Ada lebih dari 60 orang dari Konsorsium Zong yang ikut bepergian bersama mereka, dan mereka dibagi ke dalam dua truk pengangkut militer. Orang-orang dari Konsorsium Zong bertanggung jawab atas tugas-tugas dasar seperti memasak untuk perjalanan.
Para nanosoldier menunjukkan sikap superior dan hanya bersikap ramah kepada Yang Xiaojin, Ren Xiaosu, dan Zong Cheng. Ketika para prajurit biasa berbicara kepada mereka, mereka akan mengabaikannya.
Ren Xiaosu menemukan kesempatan untuk bertanya kepada Yang Xiaojin, “Hei, mengapa semua orang begitu tertarik pada Benteng 178? Apakah karena mereka hebat dalam pertempuran?”
Yang Xiaojin menjelaskan, “Dalam peperangan modern, sehebat apa pun kemampuan tempurmu, kamu tidak bisa bertarung jika tidak punya uang. Ada empat pabrik militer di sekitar Benteng 178 yang sangat vital. Dan mungkin kamu tidak menyadarinya, tetapi ada lebih dari 30 jenis mineral yang ditemukan di wilayah yang dikuasai oleh Benteng 178. Cadangan biji-bijian mereka menempati peringkat pertama di seluruh sistem benteng. Beberapa cadangan mineral mereka bahkan diperkirakan mencapai 90% dari seluruh cadangan!”

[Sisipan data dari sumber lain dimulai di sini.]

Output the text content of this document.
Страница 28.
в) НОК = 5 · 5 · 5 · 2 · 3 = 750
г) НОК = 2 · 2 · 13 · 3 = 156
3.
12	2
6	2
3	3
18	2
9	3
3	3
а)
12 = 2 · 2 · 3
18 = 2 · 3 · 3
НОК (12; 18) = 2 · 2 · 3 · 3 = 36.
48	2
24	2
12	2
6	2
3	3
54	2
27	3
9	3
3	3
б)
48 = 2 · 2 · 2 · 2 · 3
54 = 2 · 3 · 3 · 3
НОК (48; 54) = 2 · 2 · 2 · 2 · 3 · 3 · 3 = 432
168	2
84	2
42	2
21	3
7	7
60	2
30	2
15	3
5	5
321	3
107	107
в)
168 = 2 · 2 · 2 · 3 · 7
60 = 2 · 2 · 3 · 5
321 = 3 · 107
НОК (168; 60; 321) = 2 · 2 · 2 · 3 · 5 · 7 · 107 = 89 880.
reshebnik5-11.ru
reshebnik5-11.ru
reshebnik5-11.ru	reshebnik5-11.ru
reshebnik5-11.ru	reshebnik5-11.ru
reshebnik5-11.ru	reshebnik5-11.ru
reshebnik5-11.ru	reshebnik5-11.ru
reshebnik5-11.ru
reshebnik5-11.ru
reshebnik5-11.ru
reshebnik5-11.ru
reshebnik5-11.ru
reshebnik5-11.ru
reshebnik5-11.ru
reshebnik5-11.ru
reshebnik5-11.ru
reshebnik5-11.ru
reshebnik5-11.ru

Yang Xiaojin melanjutkan, “Selain itu, cadangan minyak yang dapat dieksploitasi di sana mencapai 40% dari total cadangan yang dimiliki seluruh sistem benteng. Pembangunan modern bergantung pada sumber daya mineral dan energi, jadi semua hal ini sangat penting.”
Ren Xiaosu terkejut. Dia mengira Benteng 178 sangat miskin. Lagipula, tempat itu terletak di lingkungan yang keras, jadi kedengarannya seperti daerah yang sangat miskin. Dia tidak menyangka Benteng 178 begitu kaya!
Kalau dipikir-pikir, Anda tidak bisa memenangkan pertempuran modern hanya dengan keberanian saja. Berperang adalah tentang uang, dan alasan Stronghold 178 masih bisa berdiri utuh di Barat Laut tanpa memiliki hubungan dekat dengan organisasi lain bukanlah karena mereka antisosial atau sombong, tetapi karena mereka diberkati dengan tambang di halaman belakang mereka.